Anti-pattern summarization of document database
With so many anti patterns, here's a checklist that covers all of the above patterns. This list is based on the document Database model. is an example of a document Database model.
Id |
Anti-schema name |
Problem |
0 |
There are relational tables that describe Many-to-many |
[{id:00 Symptom: The document database is stored in a pure relational table Disadvantage: [Destroy data completeness, index too much] Solution: Add a list field },{ Id:01 Symptom: Relational model does not differentiate between "one-to-many" and "Many-to-many" Disadvantage: Extra Index Solution: Reasonable arrangement of the location of the field }] |
1 |
Reference client Join Everywhere |
[{ Id:10 Symptom: A large number of manual join operations are required when querying Disadvantages: [manual join, multiple query, transaction processing cumbersome] Solution: Use inline data structures appropriately. }] |
2 |
Abuse of the inner Union |
[{ Id:20 Symptom: frequently query some inline fields, discard other fields Disadvantages: [No ID constraints, index flooding, performance waste] Solution: Use references instead of inline, allowing duplicate data },{ Id:21 Symptom (s): the inline field of the List,map type is expanding and there is no limit Disadvantages: [Insert failure, performance drag] Solution: Set the maximum number or use a reference. },{ Id:22 Symptom (s): DBA wants to maintain inline fields separately, but cannot do Disadvantages: [Authority management difficult, difficult to cut, backup difficult] Solution: When designing a database model, you need to consider the following maintenance operations },{ Id:23 Symptom: The application can run very well on the database. But it can be a hassle when new apps are plugged in. Inline Stare dead Application Disadvantage: [New application access difficult, integration difficult, ETL difficult] Solution: Use the paradigm to design a database, that is, a reference instead of inline. To ensure that the mapping relationship exists directly with the relational model }] |
3 |
Online Computing |
[{ Id:30 Symptom: There are some long-running query, which is becoming a performance bottleneck. Disadvantages: [Impact user experience, database performance impact] Solution: Eliminate unnecessary aggregation operations. When running, the results are aggregated in real time. Use third party real-time or non-real time tools. such as Hadoop,storm. }] |
4 |
To use the key of an inline map object as an ID |
[{ Id:40 Symptom (s): The document database supports the inline map type. Use the key of the map as the primary key for the database. Disadvantage: [Unable to do various (>< "" =) queries through the database, cannot be indexed query] Solution: Use array +map to resolve. }] |
5 |
Unreasonable ID |
[{ Id:50 Symptom (s): ID with string or even more complex data structure, or all using the bootstrap ID provided by the database.

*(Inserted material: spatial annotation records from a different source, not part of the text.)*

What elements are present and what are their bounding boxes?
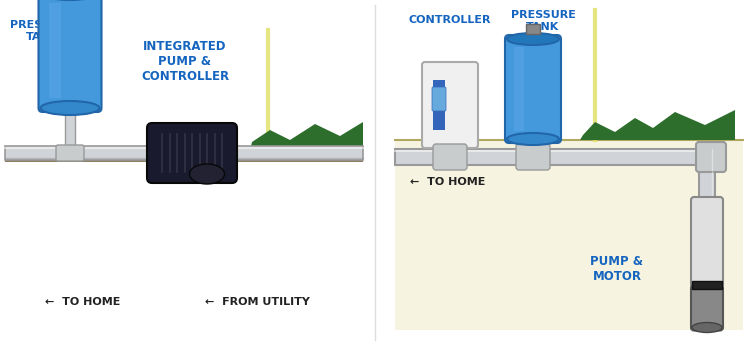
Text: CONTROLLER: CONTROLLER (409, 15, 491, 25)
Ellipse shape (507, 133, 559, 145)
FancyBboxPatch shape (432, 87, 446, 111)
Bar (433, 80, 445, 130)
Bar (395, 140, 743, 330)
Bar (49, 3, 61, 98)
Ellipse shape (40, 101, 100, 115)
Bar (445, 140, 455, 149)
Bar (528, 137, 538, 149)
Ellipse shape (507, 33, 559, 45)
Text: PUMP &
MOTOR: PUMP & MOTOR (590, 255, 644, 283)
Polygon shape (250, 122, 363, 150)
FancyBboxPatch shape (505, 35, 561, 143)
Bar (395, 149, 705, 165)
Text: ←  FROM UTILITY: ← FROM UTILITY (205, 297, 310, 307)
Bar (5, 146, 363, 160)
FancyBboxPatch shape (147, 123, 237, 183)
Text: PRESSURE
TANK: PRESSURE TANK (10, 20, 74, 42)
Ellipse shape (692, 322, 722, 332)
FancyBboxPatch shape (516, 144, 550, 170)
Text: ←  TO HOME: ← TO HOME (45, 297, 120, 307)
Bar (699, 149, 715, 330)
Bar (514, 47, 524, 131)
FancyBboxPatch shape (696, 142, 726, 172)
FancyBboxPatch shape (422, 62, 478, 148)
FancyBboxPatch shape (691, 286, 723, 330)
FancyBboxPatch shape (56, 145, 84, 161)
FancyBboxPatch shape (691, 197, 723, 287)
FancyBboxPatch shape (38, 0, 101, 112)
Polygon shape (580, 110, 735, 140)
Text: ←  TO HOME: ← TO HOME (410, 177, 485, 187)
Bar (526, 24, 540, 34)
Text: PRESSURE
TANK: PRESSURE TANK (511, 10, 575, 32)
Text: INTEGRATED
PUMP &
CONTROLLER: INTEGRATED PUMP & CONTROLLER (141, 40, 229, 83)
Bar (692, 280, 722, 288)
Bar (5, 150, 363, 155)
Bar (5, 150, 363, 162)
FancyBboxPatch shape (433, 144, 467, 170)
Ellipse shape (190, 164, 224, 184)
Bar (65, 108, 75, 146)
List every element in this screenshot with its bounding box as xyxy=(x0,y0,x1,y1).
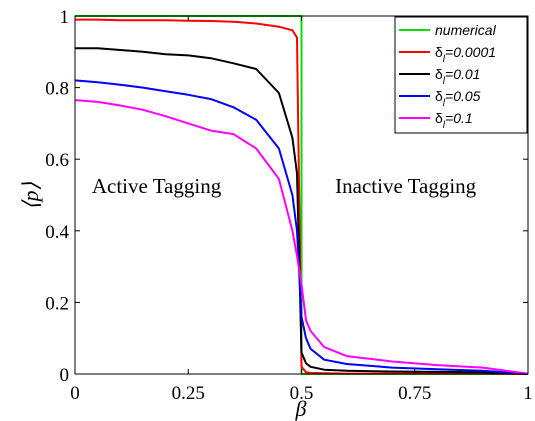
y-axis-title: ⟨p⟩ xyxy=(18,182,43,211)
legend-label-3: δl=0.05 xyxy=(435,88,481,109)
series-line-4 xyxy=(74,99,529,375)
y-tick-label-1: 0.2 xyxy=(45,293,69,314)
x-tick-label-1: 0.25 xyxy=(172,383,205,404)
y-tick-label-5: 1 xyxy=(60,7,70,28)
y-tick-label-4: 0.8 xyxy=(45,79,69,100)
y-tick-label-3: 0.6 xyxy=(45,150,69,171)
y-tick-label-2: 0.4 xyxy=(45,222,69,243)
x-tick-label-0: 0 xyxy=(70,383,80,404)
annotation-active-tagging: Active Tagging xyxy=(92,174,222,198)
y-tick-label-0: 0 xyxy=(60,365,70,386)
x-tick-label-3: 0.75 xyxy=(398,383,431,404)
legend-label-1: δl=0.0001 xyxy=(435,44,496,65)
series-line-2 xyxy=(75,47,529,375)
tick-layer: 0 0.25 0.5 0.75 1 0 0.2 0.4 0.6 0.8 1 xyxy=(45,7,533,404)
series-line-3 xyxy=(74,79,529,375)
x-tick-label-2: 0.5 xyxy=(290,383,314,404)
x-tick-label-4: 1 xyxy=(523,383,533,404)
annotation-inactive-tagging: Inactive Tagging xyxy=(335,174,477,198)
x-axis-title: β xyxy=(295,396,307,421)
legend-label-2: δl=0.01 xyxy=(435,66,480,87)
legend-label-0: numerical xyxy=(435,22,497,38)
legend-label-4: δl=0.1 xyxy=(435,110,473,131)
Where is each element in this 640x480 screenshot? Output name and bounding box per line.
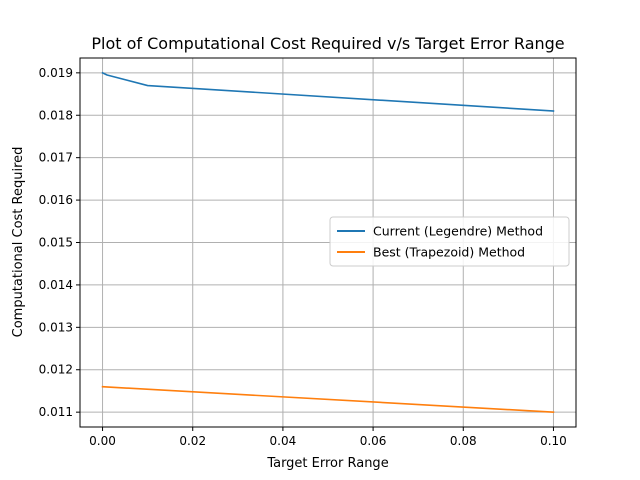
x-tick-label: 0.04: [270, 434, 297, 448]
legend: Current (Legendre) Method Best (Trapezoi…: [329, 216, 570, 267]
y-tick-label: 0.016: [39, 193, 73, 207]
series-line-trapezoid: [101, 385, 555, 414]
y-tick-label: 0.013: [39, 320, 73, 334]
y-tick-label: 0.017: [39, 151, 73, 165]
legend-label-legendre: Current (Legendre) Method: [373, 224, 543, 239]
x-tick-label: 0.02: [179, 434, 206, 448]
y-tick-label: 0.019: [39, 66, 73, 80]
x-tick-label: 0.10: [540, 434, 567, 448]
x-axis-ticks: 0.00 0.02 0.04 0.06 0.08 0.10: [89, 427, 567, 448]
y-tick-label: 0.018: [39, 108, 73, 122]
x-tick-label: 0.06: [360, 434, 387, 448]
x-axis-label: Target Error Range: [266, 456, 388, 471]
y-tick-label: 0.012: [39, 363, 73, 377]
legend-box: [329, 216, 570, 267]
y-tick-label: 0.011: [39, 405, 73, 419]
x-tick-label: 0.08: [450, 434, 477, 448]
legend-label-trapezoid: Best (Trapezoid) Method: [373, 245, 525, 260]
series-line-legendre: [101, 71, 555, 112]
y-axis-ticks: 0.011 0.012 0.013 0.014 0.015 0.016 0.017 0.018…: [39, 66, 80, 419]
chart-title: Plot of Computational Cost Required v/s …: [91, 34, 564, 53]
series-lines: [101, 71, 555, 414]
y-tick-label: 0.015: [39, 236, 73, 250]
x-tick-label: 0.00: [89, 434, 116, 448]
y-tick-label: 0.014: [39, 278, 73, 292]
y-axis-label: Computational Cost Required: [11, 147, 26, 338]
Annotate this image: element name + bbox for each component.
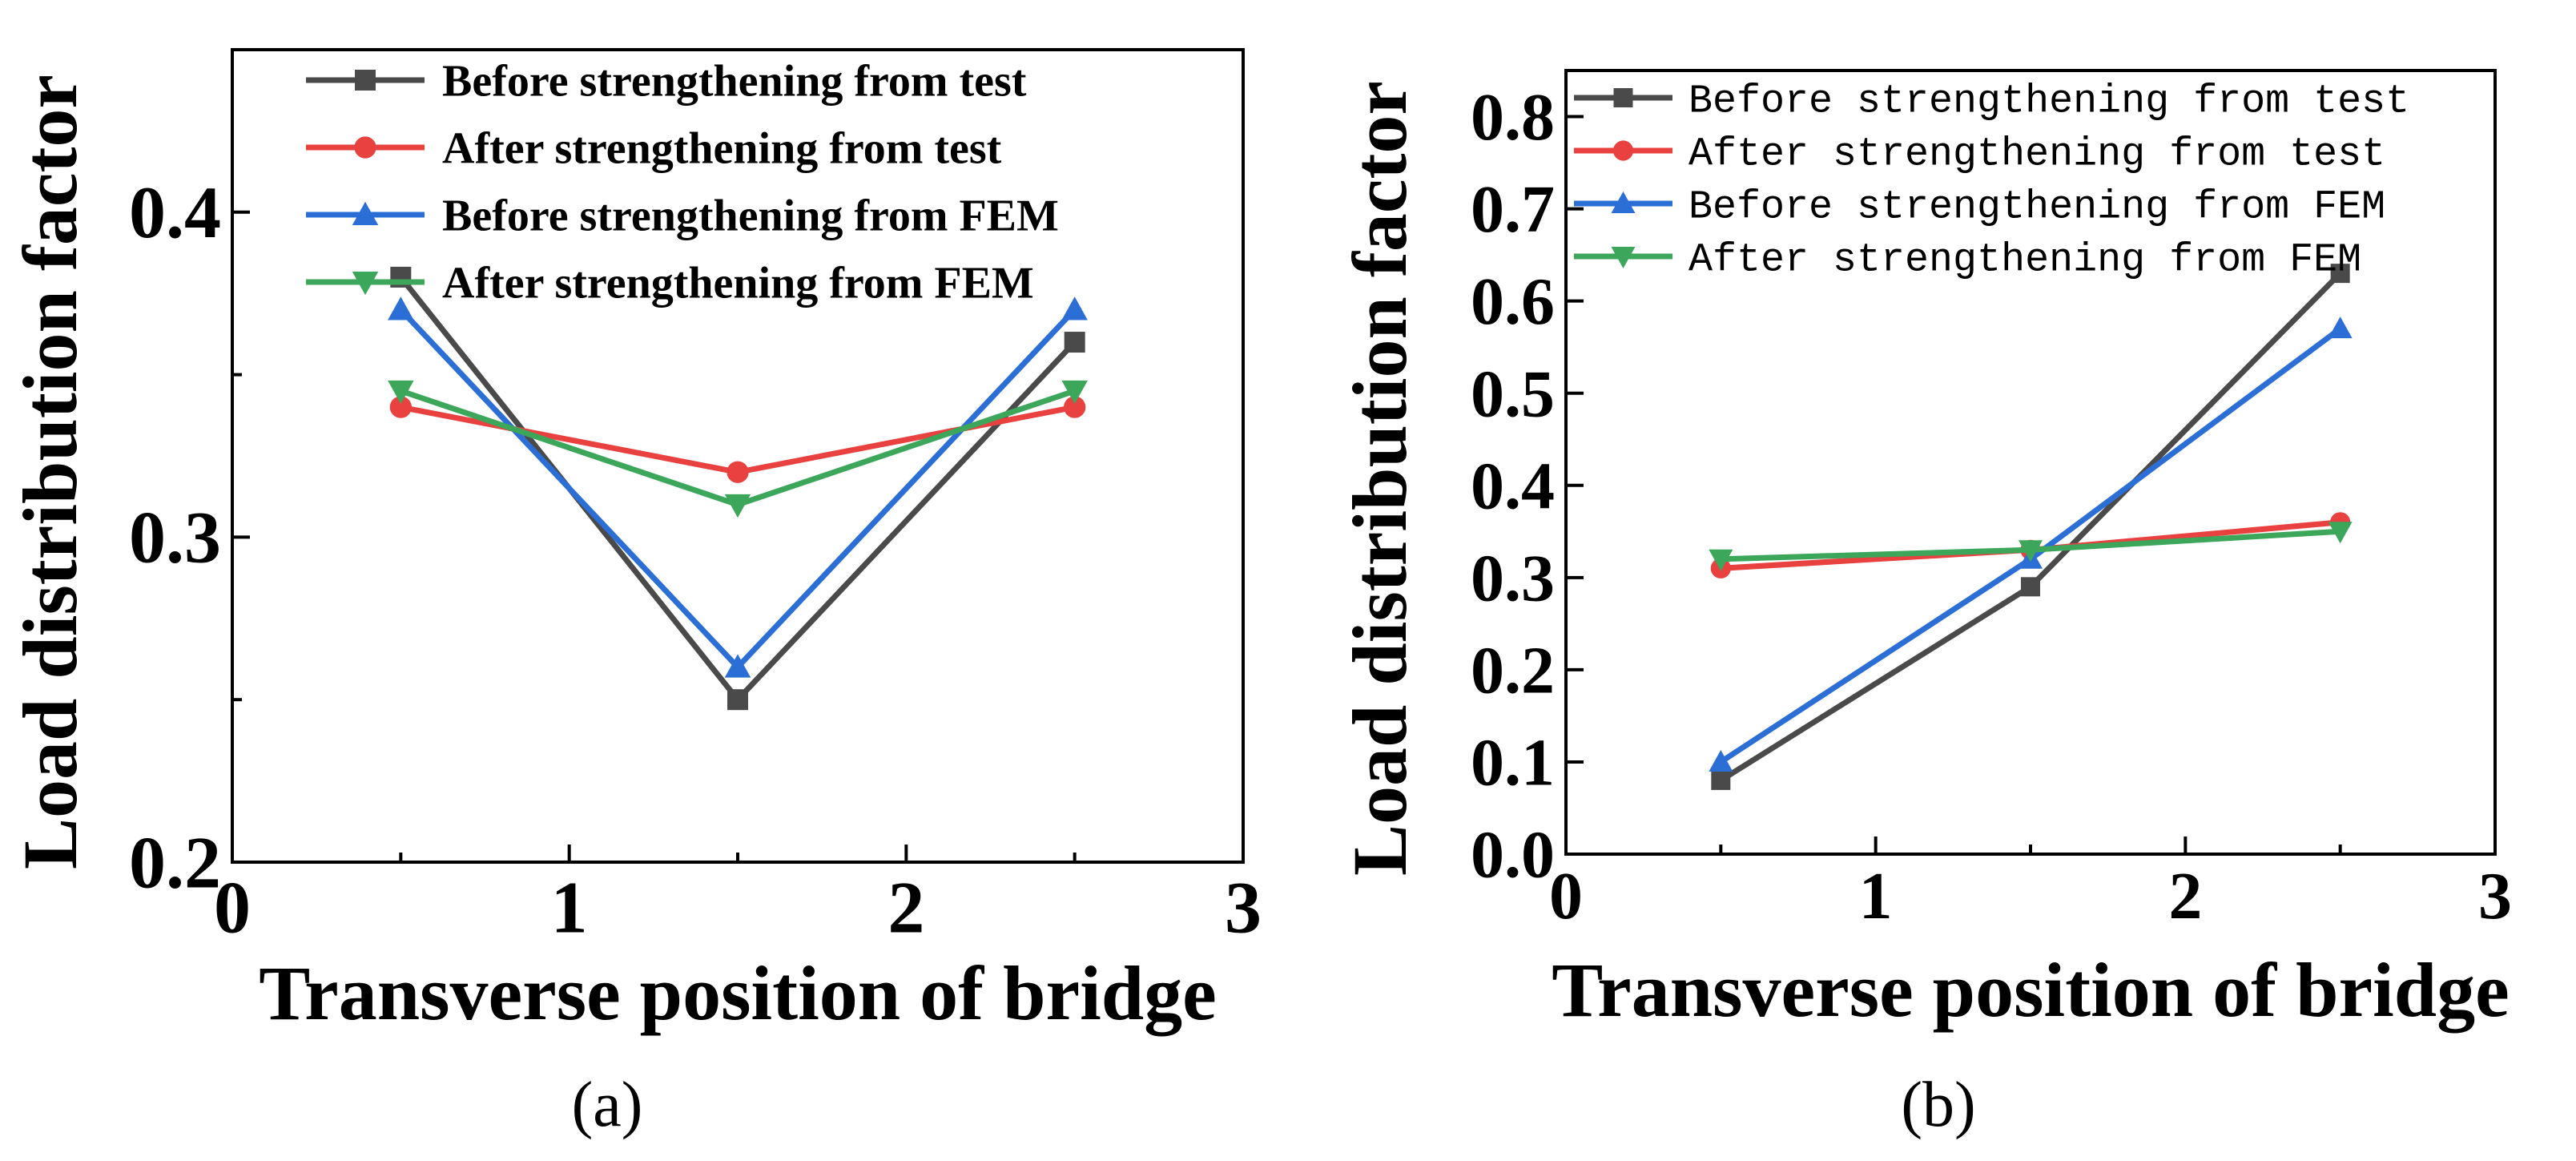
legend-marker-0: [355, 70, 376, 91]
legend-marker-1: [354, 136, 376, 159]
x-tick-label: 1: [1859, 859, 1893, 933]
data-point-s3-p0: [1709, 549, 1733, 571]
chart-0: 0 1 2 3 0.2 0.3 0.4 Transverse position of brid…: [7, 48, 1262, 1140]
series-line-0: [398, 275, 1077, 704]
data-point-s2-p2: [1061, 296, 1088, 320]
legend-label-2: Before strengthening from FEM: [442, 191, 1059, 241]
data-point-s2-p0: [1709, 749, 1733, 772]
legend-marker-1: [1612, 140, 1634, 161]
data-point-s1-p1: [727, 461, 749, 483]
y-tick-label: 0.5: [1471, 357, 1555, 431]
data-point-s0-p0: [1711, 770, 1731, 790]
data-point-s0-p1: [727, 689, 748, 711]
legend-label-1: After strengthening from test: [1688, 132, 2385, 178]
data-point-s0-p2: [2330, 264, 2350, 284]
legend-marker-2: [352, 201, 379, 225]
data-point-s3-p1: [724, 494, 751, 518]
x-axis-title: Transverse position of bridge: [259, 950, 1217, 1036]
y-tick-label: 0.7: [1471, 172, 1555, 247]
data-point-s1-p0: [389, 396, 412, 418]
data-point-s3-p2: [2328, 522, 2353, 544]
data-point-s2-p1: [724, 654, 751, 678]
x-tick-label: 0: [214, 866, 251, 948]
y-axis-title: Load distribution factor: [1337, 81, 1423, 876]
y-tick-label: 0.6: [1471, 264, 1555, 339]
panel-caption: (b): [1901, 1070, 1975, 1140]
legend-marker-0: [1613, 88, 1633, 107]
data-point-s2-p0: [388, 296, 414, 320]
y-tick-label: 0.1: [1471, 726, 1555, 800]
y-tick-label: 0.3: [1471, 541, 1555, 615]
y-tick-label: 0.4: [129, 171, 221, 253]
data-point-s0-p1: [2021, 577, 2040, 597]
y-tick-label: 0.4: [1471, 449, 1555, 523]
y-tick-label: 0.2: [129, 821, 221, 903]
y-tick-label: 0.8: [1471, 80, 1555, 155]
legend-marker-3: [352, 272, 379, 296]
y-tick-label: 0.2: [1471, 633, 1555, 707]
x-tick-label: 3: [1225, 866, 1262, 948]
chart-1: 0 1 2 3 0.0 0.1 0.2 0.3 0.4 0.5 0.6 0.7 0.8 Transvers…: [1337, 69, 2512, 1140]
x-tick-label: 1: [551, 866, 588, 948]
legend-label-3: After strengthening from FEM: [1688, 238, 2361, 284]
legend-label-1: After strengthening from test: [442, 124, 1002, 174]
data-point-s0-p2: [1064, 332, 1085, 353]
legend-marker-3: [1611, 247, 1636, 268]
y-axis-title: Load distribution factor: [7, 75, 93, 869]
x-tick-label: 0: [1549, 859, 1583, 933]
x-axis-title: Transverse position of bridge: [1552, 947, 2510, 1033]
legend-label-3: After strengthening from FEM: [442, 259, 1034, 308]
y-tick-label: 0.0: [1471, 818, 1555, 893]
legend-label-0: Before strengthening from test: [442, 57, 1027, 107]
x-tick-label: 3: [2478, 859, 2512, 933]
data-point-s1-p2: [1064, 396, 1086, 418]
panel-caption: (a): [572, 1070, 643, 1140]
legend-label-2: Before strengthening from FEM: [1688, 185, 2385, 231]
data-point-s3-p0: [388, 380, 414, 405]
data-point-s3-p2: [1061, 380, 1088, 405]
y-tick-label: 0.3: [129, 497, 221, 578]
series-line-2: [398, 308, 1077, 671]
x-tick-label: 2: [2168, 859, 2202, 933]
data-point-s3-p1: [2019, 540, 2043, 562]
legend-marker-2: [1611, 191, 1636, 213]
data-point-s2-p2: [2328, 316, 2353, 339]
legend-label-0: Before strengthening from test: [1688, 79, 2409, 125]
x-tick-label: 2: [888, 866, 924, 948]
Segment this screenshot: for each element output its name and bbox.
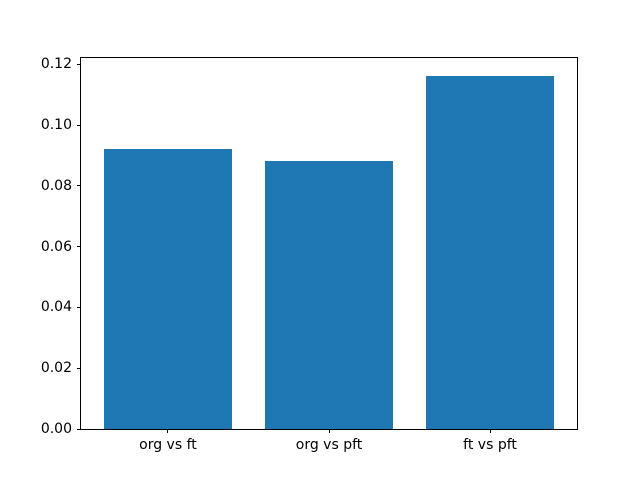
x-tick-label: ft vs pft [463,437,517,453]
y-tick-mark [77,367,81,369]
y-tick-mark [77,185,81,187]
x-tick-label: org vs ft [139,437,197,453]
x-tick-mark [489,429,491,433]
y-tick-mark [77,306,81,308]
y-tick-label: 0.04 [40,299,72,316]
x-tick-mark [328,429,330,433]
plot-area: 0.00 0.02 0.04 0.06 0.08 0.10 0.12 org vs ft org… [41,57,578,452]
bar-ft-vs-pft [425,75,555,429]
bar-org-vs-pft [264,161,394,429]
y-tick-label: 0.06 [40,238,72,255]
x-tick-label: org vs pft [295,437,363,453]
y-tick-mark [77,428,81,430]
y-tick-label: 0.02 [40,360,72,377]
y-tick-mark [77,63,81,65]
y-tick-mark [77,124,81,126]
y-tick-label: 0.12 [40,56,72,73]
y-tick-label: 0.00 [40,421,72,437]
y-tick-label: 0.08 [40,177,72,194]
bar-org-vs-ft [103,149,233,429]
x-tick-mark [167,429,169,433]
y-tick-mark [77,246,81,248]
y-tick-label: 0.10 [40,117,72,134]
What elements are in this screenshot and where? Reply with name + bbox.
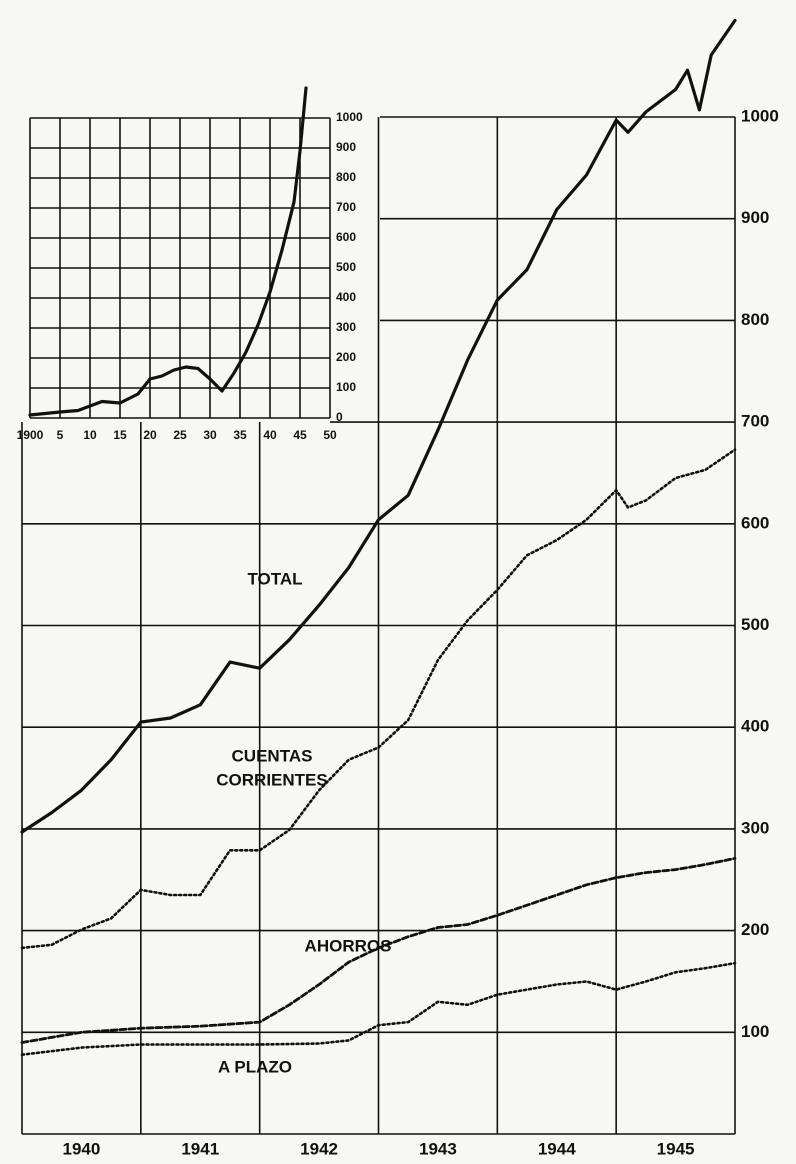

Disadvantages: [ID confusion, index size] Solution: Try to use a field that has some meaning to do the ID. Do not use complex data types for IDs. }] |
This paper attempts to sum up the important document database in the author's inverse mode. Now the discussion about NoSQL data Model design mode is just beginning, and may gradually become a system in the future. For the column database and Key-value model, I wait until there is enough accumulation, and then share with you.